Mama menjadi single parent sejak aku umur delapan tahun dan Darren yang baru menginjak dua tahun. Mama dan Papa cerai karena masalah ekonomi. Papa tidak pernah memberikan tanggung jawabnya sebagai suami, yaitu nafkah pada Mama dan kami. Hal ini membuat Mama geram dan menceraikan Papa. Di samping itu juga tingkah laku Papa yang sering membentak membuat Mama jengah.

Dari situ Mama menghidupiku dan Darren seorang diri. Kemudian Oma membantu Mama dengan mengajak kami tinggal di rumahnya.

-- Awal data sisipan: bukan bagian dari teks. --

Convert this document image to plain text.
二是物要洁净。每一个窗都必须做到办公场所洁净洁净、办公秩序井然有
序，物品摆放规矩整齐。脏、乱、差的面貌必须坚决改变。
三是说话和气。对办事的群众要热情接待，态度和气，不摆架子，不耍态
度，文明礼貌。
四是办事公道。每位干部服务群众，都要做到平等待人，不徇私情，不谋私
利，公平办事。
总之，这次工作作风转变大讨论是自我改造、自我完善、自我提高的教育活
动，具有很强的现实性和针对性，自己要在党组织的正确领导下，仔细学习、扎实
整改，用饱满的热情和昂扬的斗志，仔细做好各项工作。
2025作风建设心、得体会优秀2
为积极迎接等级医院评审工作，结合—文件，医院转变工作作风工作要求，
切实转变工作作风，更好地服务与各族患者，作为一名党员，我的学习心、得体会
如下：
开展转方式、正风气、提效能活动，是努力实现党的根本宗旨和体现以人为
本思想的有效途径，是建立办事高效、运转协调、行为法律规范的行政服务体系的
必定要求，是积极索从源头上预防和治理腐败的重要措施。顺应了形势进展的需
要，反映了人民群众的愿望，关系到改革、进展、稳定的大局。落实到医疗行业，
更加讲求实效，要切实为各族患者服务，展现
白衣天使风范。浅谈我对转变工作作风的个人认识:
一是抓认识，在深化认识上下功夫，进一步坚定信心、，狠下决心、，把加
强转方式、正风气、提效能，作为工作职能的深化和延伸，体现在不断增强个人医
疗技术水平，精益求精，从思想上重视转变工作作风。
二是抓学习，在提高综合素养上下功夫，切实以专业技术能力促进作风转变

Oma yang belum terlalu tua saat itu juga membuka jasa jahit di rumah, uang yang ia hasilkan selalu disisihkan untuk keperluan mendadak aku, Darren, Mama, atau dirinya sendiri.

Melihat perjuangan Oma dan Mama membuatku bertekad untuk jadi seseorang yang berguna dan tidak mengandalkan orang lain. Aku bahkan pernah berpikir untuk tidak menikah, karena aku yakin bahwa aku mampu menghidupi diriku sendiri. Aku tidak butuh suami untuk menafkahiku. Terdengar naïf memang, tapi itu yang benar-benar ada di pikiranku jika orang lain mulai menyinggung soal pasangan hidup padaku. Walaupun, tidak seorangpun tau bahwa aku memilki pemikiran aneh seperti ini.

"Kai," Mama menepuk punggung tanganku pelan. Menyadarkanku dari pikiran yang melalang buana.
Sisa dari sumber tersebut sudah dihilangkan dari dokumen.